On 8/1/05, Guy Harris <gharris@xxxxxxxxx> wrote:
[read from a process]
> It can already do the latter, but you have to manually create a FIFO
> file and run the other process with its standard output redirected to
> the file; the former is a convenience feature.
Yes, that is correct. But it is a major convenience: you can stop and
restart the capture, without having to restart the process manually,
because that would be done by Ethereal.
> (BTW, with this feature, is the "read from a FIFO" feature still useful?)
Maybe not so much from a user perspective, but on the program side
exactly that code would be used to read from the pipe to the child
process.
[Checkbox vs magic character]
> Another question, though, is which of those is better from a UI
> perspective. "|" would probably be very obvious to those experienced
> with UN*X at the command line
Yes, I like the idea, but you could also call it rather obscure :-).
There may be a security aspect because not everybody may know that
Ethereal can spawn a process, and that '|' triggers it.
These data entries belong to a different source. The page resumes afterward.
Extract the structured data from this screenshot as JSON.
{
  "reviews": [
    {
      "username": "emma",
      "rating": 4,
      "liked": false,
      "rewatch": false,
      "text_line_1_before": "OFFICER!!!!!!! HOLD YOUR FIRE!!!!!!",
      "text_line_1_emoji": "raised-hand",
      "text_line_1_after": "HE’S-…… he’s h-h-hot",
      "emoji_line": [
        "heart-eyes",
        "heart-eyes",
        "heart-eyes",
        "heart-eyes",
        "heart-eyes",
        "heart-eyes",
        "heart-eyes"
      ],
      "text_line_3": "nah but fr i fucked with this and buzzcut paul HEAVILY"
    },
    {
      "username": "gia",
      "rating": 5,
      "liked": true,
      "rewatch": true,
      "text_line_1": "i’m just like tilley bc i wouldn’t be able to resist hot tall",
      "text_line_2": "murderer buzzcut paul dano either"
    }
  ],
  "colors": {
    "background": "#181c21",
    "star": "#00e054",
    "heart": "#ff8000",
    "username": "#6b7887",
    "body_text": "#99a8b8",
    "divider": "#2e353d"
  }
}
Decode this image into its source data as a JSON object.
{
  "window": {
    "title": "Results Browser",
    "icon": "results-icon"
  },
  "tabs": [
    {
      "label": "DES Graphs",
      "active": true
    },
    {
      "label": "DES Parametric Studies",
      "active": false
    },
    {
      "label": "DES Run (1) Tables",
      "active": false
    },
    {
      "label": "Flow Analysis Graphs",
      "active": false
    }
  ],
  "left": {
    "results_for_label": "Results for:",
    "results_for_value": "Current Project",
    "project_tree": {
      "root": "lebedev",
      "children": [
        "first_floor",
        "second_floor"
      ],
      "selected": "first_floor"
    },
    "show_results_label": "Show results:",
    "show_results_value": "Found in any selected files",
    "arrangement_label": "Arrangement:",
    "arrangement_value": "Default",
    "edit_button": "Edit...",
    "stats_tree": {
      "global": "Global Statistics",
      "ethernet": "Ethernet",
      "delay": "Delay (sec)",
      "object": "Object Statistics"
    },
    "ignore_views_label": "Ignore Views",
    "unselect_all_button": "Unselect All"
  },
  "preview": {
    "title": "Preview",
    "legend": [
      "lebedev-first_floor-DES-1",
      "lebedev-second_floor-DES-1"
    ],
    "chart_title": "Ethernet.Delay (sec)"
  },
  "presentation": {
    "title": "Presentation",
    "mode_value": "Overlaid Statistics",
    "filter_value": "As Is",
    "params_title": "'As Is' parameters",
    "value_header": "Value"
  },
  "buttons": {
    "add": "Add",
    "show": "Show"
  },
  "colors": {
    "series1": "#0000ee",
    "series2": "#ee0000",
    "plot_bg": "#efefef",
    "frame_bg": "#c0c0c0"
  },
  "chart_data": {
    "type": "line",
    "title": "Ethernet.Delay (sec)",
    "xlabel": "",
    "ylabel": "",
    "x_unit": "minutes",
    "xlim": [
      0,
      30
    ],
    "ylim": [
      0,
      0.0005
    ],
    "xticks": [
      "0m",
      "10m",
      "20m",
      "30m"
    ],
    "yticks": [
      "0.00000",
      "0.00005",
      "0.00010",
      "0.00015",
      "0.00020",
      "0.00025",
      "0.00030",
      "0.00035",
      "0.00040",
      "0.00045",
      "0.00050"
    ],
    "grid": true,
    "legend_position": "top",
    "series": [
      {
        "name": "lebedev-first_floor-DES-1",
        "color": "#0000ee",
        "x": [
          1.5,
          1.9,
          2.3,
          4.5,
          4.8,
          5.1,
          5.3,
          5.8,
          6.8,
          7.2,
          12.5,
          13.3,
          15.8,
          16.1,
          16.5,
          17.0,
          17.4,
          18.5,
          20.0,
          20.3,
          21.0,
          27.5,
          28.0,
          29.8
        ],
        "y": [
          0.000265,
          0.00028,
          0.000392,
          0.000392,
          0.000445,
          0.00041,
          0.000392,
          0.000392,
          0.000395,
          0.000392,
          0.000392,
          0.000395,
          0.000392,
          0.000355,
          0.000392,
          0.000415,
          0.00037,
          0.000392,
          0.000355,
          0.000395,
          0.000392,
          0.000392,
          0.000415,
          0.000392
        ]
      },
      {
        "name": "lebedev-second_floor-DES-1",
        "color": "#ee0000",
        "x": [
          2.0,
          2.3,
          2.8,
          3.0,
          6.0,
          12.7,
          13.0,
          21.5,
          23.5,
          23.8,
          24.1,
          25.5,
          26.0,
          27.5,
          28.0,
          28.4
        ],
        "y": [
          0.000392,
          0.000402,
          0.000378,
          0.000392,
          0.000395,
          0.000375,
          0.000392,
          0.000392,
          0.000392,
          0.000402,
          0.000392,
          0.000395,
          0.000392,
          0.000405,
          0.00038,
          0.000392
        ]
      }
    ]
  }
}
Then again,
anyone using Ethereal without knowing how is living dangerously
anyway.
> Buffering is an issue on the send side, so I'm not sure there's any way
> to solve it in Ethereal.
Correct.
> It could be solved *for the case where
> Tethereal is the only program in the pipeline* by adding a flag to
> Tethereal to cause it to "fflush()" the standard output for each packet
> or each batch of packets - the latter requires a change to the main loop
> to use pcap_dispatch() rather than pcap_loop(), so that batch boundaries
> can be seen. A similar option could be added to tcpdump.
I will test that.
> Netcat appears to have no option to control *its* buffering.
That may be because it does not buffer... but I know that a pipe to
ssh buffers usually, unless it goes through a vt.